Nathan has asked me (several times...) about making it easy for existing Java applications to be instrumented into PCP. The way Aconex originally did this was quite deeply embedded in the life-cycle of our main application, and requires more configuration and effort than ideal. Lots of things in the Java world have come about since we started, and we've certainly learned more since then. What follows is an attempt to outline what I would say to someone trying to integrate a Java app into PCP.
I thought of 2 phases a user might go through in this journey of discovery of instrumenting their Java stuff with PCP:
1) I have a Java app not under my source control I'd really like to instrument into PCP 2) I have a Java app I do have source control of, and would like to start exposing more stuff to PCP
For the first example, I see a Cuckoo's Egg (see [4]) mechanism where we need a way to 'hijack' the JVM to allow an instrumentation path with the least amount of modification possible. Originally I hacked up a mechanisms that injected a custom JAR embedded into the application by placing the JAR in a known location that was the source of libraries loaded, and then leveraged Log4j's configuration mechanism to create a custom "appender" that bootstrapped the instrumentation process. Crafty, but seriously hacky.
For this simple/general case I now think a the best & easiest approach is to use Jolokia (see [1]) via it's agent mechanism (see [2]). Jolokia is an awesome library that allows exposure of Java JMX objects within a running JVM process via a really nice RESTful API. Really top stuff. Since the JVM itself exposes JMX objects, it's really easy to get the Java Memory info & others sucked out via REST by hijacking the JVM through this method.

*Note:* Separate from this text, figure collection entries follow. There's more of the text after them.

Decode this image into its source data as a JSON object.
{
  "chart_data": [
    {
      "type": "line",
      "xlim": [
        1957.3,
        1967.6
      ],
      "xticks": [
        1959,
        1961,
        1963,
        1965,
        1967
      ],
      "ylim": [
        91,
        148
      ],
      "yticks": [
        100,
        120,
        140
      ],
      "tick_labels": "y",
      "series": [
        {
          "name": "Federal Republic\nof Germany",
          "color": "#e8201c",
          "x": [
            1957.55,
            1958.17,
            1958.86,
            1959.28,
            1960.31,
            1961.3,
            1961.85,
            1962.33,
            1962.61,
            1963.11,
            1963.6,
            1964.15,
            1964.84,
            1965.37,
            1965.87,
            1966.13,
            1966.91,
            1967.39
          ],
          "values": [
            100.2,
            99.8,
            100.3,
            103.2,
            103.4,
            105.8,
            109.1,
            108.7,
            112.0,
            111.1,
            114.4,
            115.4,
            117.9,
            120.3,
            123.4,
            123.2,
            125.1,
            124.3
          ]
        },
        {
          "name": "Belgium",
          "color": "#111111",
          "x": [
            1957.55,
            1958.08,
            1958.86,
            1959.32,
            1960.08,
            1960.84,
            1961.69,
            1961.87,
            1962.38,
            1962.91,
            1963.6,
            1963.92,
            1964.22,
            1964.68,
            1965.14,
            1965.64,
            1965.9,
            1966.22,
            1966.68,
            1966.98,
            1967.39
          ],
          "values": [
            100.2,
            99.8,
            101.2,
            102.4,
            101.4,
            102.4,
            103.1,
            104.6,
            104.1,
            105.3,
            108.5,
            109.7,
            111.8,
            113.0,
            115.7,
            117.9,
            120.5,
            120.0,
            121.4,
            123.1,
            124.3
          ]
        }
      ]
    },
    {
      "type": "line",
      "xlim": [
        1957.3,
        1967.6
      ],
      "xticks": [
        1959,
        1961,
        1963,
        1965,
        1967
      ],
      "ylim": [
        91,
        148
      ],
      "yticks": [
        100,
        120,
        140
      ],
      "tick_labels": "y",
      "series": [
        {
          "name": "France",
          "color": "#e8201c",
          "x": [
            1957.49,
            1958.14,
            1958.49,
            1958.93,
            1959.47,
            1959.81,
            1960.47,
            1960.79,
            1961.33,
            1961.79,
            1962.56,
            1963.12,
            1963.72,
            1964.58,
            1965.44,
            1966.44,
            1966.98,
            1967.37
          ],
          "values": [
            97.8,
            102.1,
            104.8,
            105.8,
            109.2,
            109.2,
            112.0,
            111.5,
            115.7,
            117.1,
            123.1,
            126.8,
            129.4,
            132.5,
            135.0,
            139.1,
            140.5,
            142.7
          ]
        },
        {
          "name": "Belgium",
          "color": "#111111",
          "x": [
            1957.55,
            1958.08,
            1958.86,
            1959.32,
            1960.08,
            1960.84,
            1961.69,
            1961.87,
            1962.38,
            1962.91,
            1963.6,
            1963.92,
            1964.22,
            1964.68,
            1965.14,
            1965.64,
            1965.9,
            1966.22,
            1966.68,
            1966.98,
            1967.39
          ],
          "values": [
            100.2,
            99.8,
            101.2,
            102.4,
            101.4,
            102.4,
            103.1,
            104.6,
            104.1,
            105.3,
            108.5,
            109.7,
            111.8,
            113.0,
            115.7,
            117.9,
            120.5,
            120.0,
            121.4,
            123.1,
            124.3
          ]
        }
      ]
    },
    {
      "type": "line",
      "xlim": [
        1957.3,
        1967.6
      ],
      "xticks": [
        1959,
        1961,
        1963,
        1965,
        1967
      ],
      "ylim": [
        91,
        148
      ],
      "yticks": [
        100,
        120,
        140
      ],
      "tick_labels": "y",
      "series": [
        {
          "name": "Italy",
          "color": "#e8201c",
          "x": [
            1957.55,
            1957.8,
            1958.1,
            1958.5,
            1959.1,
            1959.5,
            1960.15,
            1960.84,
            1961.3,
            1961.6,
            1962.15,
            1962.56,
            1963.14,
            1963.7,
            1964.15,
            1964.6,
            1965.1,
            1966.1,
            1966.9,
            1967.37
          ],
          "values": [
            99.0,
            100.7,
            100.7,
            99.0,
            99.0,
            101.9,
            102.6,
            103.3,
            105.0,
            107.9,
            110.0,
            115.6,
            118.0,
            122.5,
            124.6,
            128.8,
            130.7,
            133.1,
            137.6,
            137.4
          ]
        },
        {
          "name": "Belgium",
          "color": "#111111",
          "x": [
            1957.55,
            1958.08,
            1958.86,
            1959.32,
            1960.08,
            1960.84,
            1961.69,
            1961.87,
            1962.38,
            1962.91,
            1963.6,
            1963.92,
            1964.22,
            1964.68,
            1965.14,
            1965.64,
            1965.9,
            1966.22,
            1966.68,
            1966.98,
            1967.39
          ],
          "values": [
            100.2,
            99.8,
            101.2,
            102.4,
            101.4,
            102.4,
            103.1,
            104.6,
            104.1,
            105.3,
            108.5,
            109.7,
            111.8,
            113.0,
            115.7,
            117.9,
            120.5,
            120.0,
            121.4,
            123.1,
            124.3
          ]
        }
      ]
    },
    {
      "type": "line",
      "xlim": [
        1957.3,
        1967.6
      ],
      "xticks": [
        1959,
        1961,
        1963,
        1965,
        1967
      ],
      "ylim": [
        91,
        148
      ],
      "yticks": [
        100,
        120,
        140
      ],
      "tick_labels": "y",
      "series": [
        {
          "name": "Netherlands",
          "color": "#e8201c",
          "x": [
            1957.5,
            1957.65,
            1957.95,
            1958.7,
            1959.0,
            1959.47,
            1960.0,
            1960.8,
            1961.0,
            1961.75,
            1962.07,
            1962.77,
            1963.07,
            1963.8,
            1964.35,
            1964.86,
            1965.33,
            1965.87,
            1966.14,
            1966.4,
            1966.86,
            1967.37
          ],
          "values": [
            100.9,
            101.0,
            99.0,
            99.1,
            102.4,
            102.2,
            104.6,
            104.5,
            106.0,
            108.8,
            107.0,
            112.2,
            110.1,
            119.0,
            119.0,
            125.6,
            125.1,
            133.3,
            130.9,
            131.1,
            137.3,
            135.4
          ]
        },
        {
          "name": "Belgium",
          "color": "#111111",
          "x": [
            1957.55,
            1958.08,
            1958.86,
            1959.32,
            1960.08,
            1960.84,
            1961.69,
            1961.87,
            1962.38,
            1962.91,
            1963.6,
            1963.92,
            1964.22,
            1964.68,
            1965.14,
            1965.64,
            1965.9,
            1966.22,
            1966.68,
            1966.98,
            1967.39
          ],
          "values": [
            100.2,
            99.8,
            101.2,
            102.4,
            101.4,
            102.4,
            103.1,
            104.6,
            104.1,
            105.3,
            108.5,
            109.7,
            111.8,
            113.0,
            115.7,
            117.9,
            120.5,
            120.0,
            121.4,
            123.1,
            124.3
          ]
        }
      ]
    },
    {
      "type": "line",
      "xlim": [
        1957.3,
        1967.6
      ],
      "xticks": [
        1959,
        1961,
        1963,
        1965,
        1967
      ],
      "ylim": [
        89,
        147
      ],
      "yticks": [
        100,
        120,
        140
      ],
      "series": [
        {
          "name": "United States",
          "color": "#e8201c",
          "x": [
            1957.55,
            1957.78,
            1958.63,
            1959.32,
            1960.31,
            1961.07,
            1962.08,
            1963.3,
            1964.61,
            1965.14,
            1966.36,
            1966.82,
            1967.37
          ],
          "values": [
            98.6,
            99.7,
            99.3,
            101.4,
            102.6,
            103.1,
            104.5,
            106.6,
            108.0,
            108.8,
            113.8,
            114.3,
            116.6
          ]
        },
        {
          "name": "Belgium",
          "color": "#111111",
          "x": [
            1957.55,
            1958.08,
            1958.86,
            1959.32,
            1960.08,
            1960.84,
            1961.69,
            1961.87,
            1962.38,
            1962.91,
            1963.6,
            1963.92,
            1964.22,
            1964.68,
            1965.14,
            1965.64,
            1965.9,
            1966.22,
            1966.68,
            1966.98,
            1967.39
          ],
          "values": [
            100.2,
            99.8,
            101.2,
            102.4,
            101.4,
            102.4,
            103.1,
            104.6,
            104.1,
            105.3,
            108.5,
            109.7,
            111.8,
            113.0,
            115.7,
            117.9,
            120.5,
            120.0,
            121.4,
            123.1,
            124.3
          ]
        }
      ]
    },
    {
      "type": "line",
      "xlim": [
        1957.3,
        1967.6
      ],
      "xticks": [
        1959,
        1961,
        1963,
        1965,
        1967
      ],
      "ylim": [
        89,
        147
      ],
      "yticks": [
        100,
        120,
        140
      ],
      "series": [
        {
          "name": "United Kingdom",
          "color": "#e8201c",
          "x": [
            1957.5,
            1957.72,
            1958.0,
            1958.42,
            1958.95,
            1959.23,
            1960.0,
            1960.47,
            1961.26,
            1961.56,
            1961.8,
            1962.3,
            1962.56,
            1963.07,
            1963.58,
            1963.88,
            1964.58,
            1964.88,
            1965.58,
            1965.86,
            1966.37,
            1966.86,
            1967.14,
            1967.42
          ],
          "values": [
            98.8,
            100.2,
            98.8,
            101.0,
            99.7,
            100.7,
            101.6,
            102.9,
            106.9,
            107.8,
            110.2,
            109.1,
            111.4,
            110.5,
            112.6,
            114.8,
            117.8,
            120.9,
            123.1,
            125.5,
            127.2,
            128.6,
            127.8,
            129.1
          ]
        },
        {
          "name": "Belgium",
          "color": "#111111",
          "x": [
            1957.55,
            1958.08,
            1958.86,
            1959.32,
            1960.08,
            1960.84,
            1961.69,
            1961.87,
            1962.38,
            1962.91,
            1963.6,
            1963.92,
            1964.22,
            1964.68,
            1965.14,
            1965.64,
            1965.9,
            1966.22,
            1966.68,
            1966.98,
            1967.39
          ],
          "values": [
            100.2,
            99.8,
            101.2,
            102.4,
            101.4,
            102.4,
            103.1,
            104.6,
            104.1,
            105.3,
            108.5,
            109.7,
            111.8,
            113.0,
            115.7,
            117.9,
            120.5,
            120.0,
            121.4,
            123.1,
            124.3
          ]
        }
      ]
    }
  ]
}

The 'documentation', if you will, for telling PCP users how to do it would be something like:
1) Download Jolokia jar, place it somewhere on the host of the Java process 2) Force the Java process to launch with a subtle change to the command line. Many Java apps support the JAVA_OPTS environment variable method to allow building extra options (particularly to give a Java app more Heap memory in certain circumstances). This would allow the injection of the Jolokia Java Agent to start and expose the REST interface on a port (see [2])
A fairly standard Java PCP PMDA could be written for this approach, indeed our recent ActiveMQ PMDA follows this approach, but isn't yet generic enough to use here, but the calls through to Jolokia are there (see [7]). It could query the REST interface for known JMX namespace entries to soak out the metrics you want. The JVM versions from time to time tweak different JMX namespaces particularly if the Garbage Collector method changes, but it's usually from a well formed base that a simple iteration from a root of a name space to create matching PCP metrics might be fine.
So now the user thinks, "ok this is awesome, I'd like to create my own objects to expose to PCP" or another scenario "The Built In JVM instrumentation here is great, but there's a few other JMX beans I've just discovered in this darn app I think would be good to expose too", perhaps the base/simple Jolokia agent could be configured to add extra JMX namespace mappings to include as well?
Now we move on to the next scenario, where the user has control over the source code. I was thinking the best recommendation is to suggest the user adopts the DropWizard (nee Codahale) Metrics library (see [3]). This comprehensive package allows excellent metric definitions within the code in a nice way, although it doesn't quite have that Instance Domain concept that PCP has, which is powerful, but probably an Advanced Rocketry mode for many. By going down the DropWizard Metrics route, the Java developer can easily expose the metrics via JMX, which then leads down the above Jolokia route, or PCP could have a companion module for DropWizard Metrics which allows exporting these metrics to PCP. DropWizard Metrics already supports several Reporter interfaces to things like Ganglia (see [8], it shouldn't be that hard to create an interface. The BIM team within Aconex has created a Parfait fork that allows exporting DropWizard Metrics into PCP via Parfait.
Parfait though is not easy to configure and setup however. As a library it really needs a 2.0'ing, start from scratch with new information & ideas. An alternative idea perhaps might be to use the built-in(*gasp*) CSV Reporter interface of DropWizard Metrics might allow a simple soaking up of values.. Hacky!.. :) Honestly a reworking of Parfait to make it simpler, cleaner, tighter code would be good. I'd also like that module migrated to GitHub (off Mercurial), within the 'performancecopilot' Organization namespace.
So there you go, the ideas I've had cooking around in my mind for a while, and waiting for a time to chat to Nathan face to face (I was too lazy to type this up before and also never here at Aconex when he comes over to the city).
Happy New Year to all.
Paul Smith
|